Among those who passed was KO alumni Jeffrey Bittner, class of 1992. His strong sense of self and will to help those in need lives on through his sister, Pamela Bittner, who began running non-profit events after losing her brother. She also wrote a tribute to her brother in Esquire magazine in 2021, remembering Mr. Bittner 20 years after 9/11.
Mrs. Loeb then told the community what the campus was like in 2001. “Many of the adults in this room were at KO on that day,” she said. “It was Photo Day. The sky that morning was the brightest of blue, and the air was crisp and fresh.” Mrs. Loeb then explained how students and faculty gathered in Roberts Theater as the devastating news flooded in from New York City and Washington, D.C.

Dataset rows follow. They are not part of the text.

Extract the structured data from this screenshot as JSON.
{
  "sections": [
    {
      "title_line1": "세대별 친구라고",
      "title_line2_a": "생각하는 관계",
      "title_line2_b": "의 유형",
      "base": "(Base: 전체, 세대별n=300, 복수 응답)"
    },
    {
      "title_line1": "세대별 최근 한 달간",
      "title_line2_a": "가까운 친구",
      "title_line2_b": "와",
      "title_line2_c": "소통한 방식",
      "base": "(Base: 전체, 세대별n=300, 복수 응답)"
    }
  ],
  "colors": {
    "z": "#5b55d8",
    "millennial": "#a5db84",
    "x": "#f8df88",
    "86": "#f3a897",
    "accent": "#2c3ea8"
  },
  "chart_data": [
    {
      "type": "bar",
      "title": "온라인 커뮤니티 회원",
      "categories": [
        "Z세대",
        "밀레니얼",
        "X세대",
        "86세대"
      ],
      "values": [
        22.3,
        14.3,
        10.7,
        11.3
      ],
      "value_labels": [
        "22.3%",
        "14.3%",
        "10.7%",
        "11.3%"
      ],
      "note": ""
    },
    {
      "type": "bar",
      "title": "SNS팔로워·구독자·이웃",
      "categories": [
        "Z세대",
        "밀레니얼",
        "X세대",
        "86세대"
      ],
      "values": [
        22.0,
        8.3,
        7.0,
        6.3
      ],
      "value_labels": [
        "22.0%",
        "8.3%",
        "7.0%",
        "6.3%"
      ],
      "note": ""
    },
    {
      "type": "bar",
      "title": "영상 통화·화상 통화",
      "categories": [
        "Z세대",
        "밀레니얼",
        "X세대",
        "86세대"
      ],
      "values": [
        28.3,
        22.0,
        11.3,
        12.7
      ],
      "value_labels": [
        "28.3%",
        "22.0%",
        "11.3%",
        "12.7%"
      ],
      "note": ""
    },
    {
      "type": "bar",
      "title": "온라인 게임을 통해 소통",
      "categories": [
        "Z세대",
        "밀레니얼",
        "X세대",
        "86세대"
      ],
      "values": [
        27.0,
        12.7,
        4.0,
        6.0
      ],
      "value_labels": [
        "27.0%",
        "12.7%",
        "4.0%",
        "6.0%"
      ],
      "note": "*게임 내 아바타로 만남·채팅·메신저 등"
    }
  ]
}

It is this sense of community that brings KO students, faculty, and staff together in remembrance of the terrible attacks on 9/11. Mrs. Loeb also highlighted the importance of recognizing our histories. “Each story is different and important,” she said. “Perhaps you’ve been to the 9/11 Memorial and Museum, or watched news accounts of that day. Perhaps your own family suffered a loss connected somehow to 9/11.”
During the assembly, seniors in the New York City Literature elective Lucy Ybarra, Alexander Levin, and Aashni Patel read aloud “The Dead of September 11,” a poem written by author Toni Morrison. It commemorates those who passed as a result of the hatred and violence these attacks represented.
As the students returned to their seats, Mrs. Loeb asked the Upper School community to reflect on the importance of Sept. 11. “I hope today’s assembly has made you curious about 9/11, and that you leave wanting to understand it better,” she said. Mrs. Loeb encourages students to discuss any questions or concerns with an advisor, teacher, coach, or other trusted adult on campus.